Republican Sen. Ben Sasse of Nebraska announced Tuesday he will campaign with two of Donald Trump’s rivals for the Republican presidential nomination, just two days after he chastised Trump for his marital infidelities.
As part of an 18-tweet spree on Sunday night, Sasse asked Trump whether he has “repented” for his “many affairs w/ married women.”
“@realDonaldTrump Q4: You brag abt many affairs w/ married women. Have you repented? To harmed children & spouses? Do you think it matters?” Sasse asked Trump in a tweet that was retweeted more than 700 times.
The tweets came after Trump attended church services in Iowa on Sunday morning. Entering the final stretch in Iowa, where evangelicals are a key portion of the Republican primary electorate, Trump has played up his Christianity and turned to supporters like Jerry Falwell Jr. to boost his religious bona fides.

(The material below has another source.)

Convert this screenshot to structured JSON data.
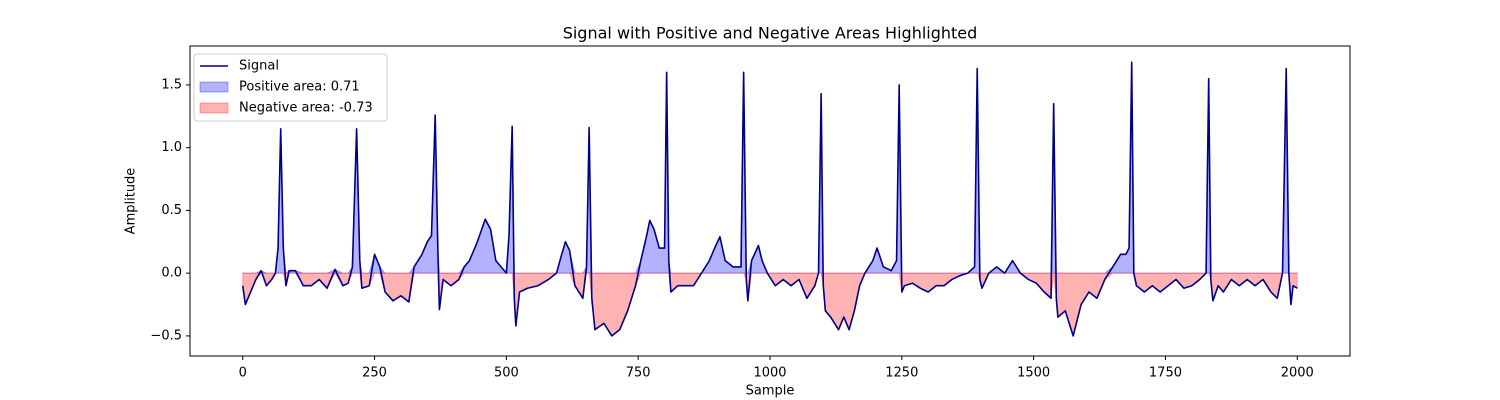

Trump engaged in a highly publicized affair with actress Marla Maples while he was married to his first wife, Ivana Trump, and has written about having relationships with married women.
“If I told the real stories of my experiences with women, often seemingly very happily married and important women, this book would be a guaranteed best-seller,” Trump wrote in his book “The Art of the Comeback.”
Trump also wrote in “Think Big and Kick Ass” that he’s been with married women: “Beautiful, famous, successful, married — I’ve had them all, secretly, the world’s biggest names.”
As Trump launched attacks in recent weeks against Democratic front-runner Hillary Clinton by raising former President Bill Clinton’s affair with Monica Lewinsky and allegations of sexual abuse, Trump noted that his infidelities would also be “fair game.”
But Sasse is the only Republican to have raised the issue of Trump’s infidelities.
Asked Tuesday to respond to Sasse’s tweet concerning Trump’s marital infidelities, Texas Sen. Ted Cruz demurred, noting that he would remain focused on the issues even though Trump has engaged in personal attacks.
The brunt of Sasse’s tweets on Sunday directed at Trump focused on Trump’s changing positions on a series of issues from gun control to health care reform and questioned Trump’s commitment to the Constitution.
Sasse announced Tuesday he would campaign with Cruz, Florida Sen. Marco Rubio and possibly other GOP presidential candidates — but not Trump.
“We are in a moment of constitutional crisis. America already has one post-constituional party; we don’t need another,” Sasse said in the statement. “I am not endorsing any candidate — I am urging conservatives to hold every candidate accountable to keeping their word so that we uphold the Constitution’s system of checks and balances.”
“I’m pro-Constitution and if that makes me anti-Trump, that’s Mr. Trump’s problem,” he said.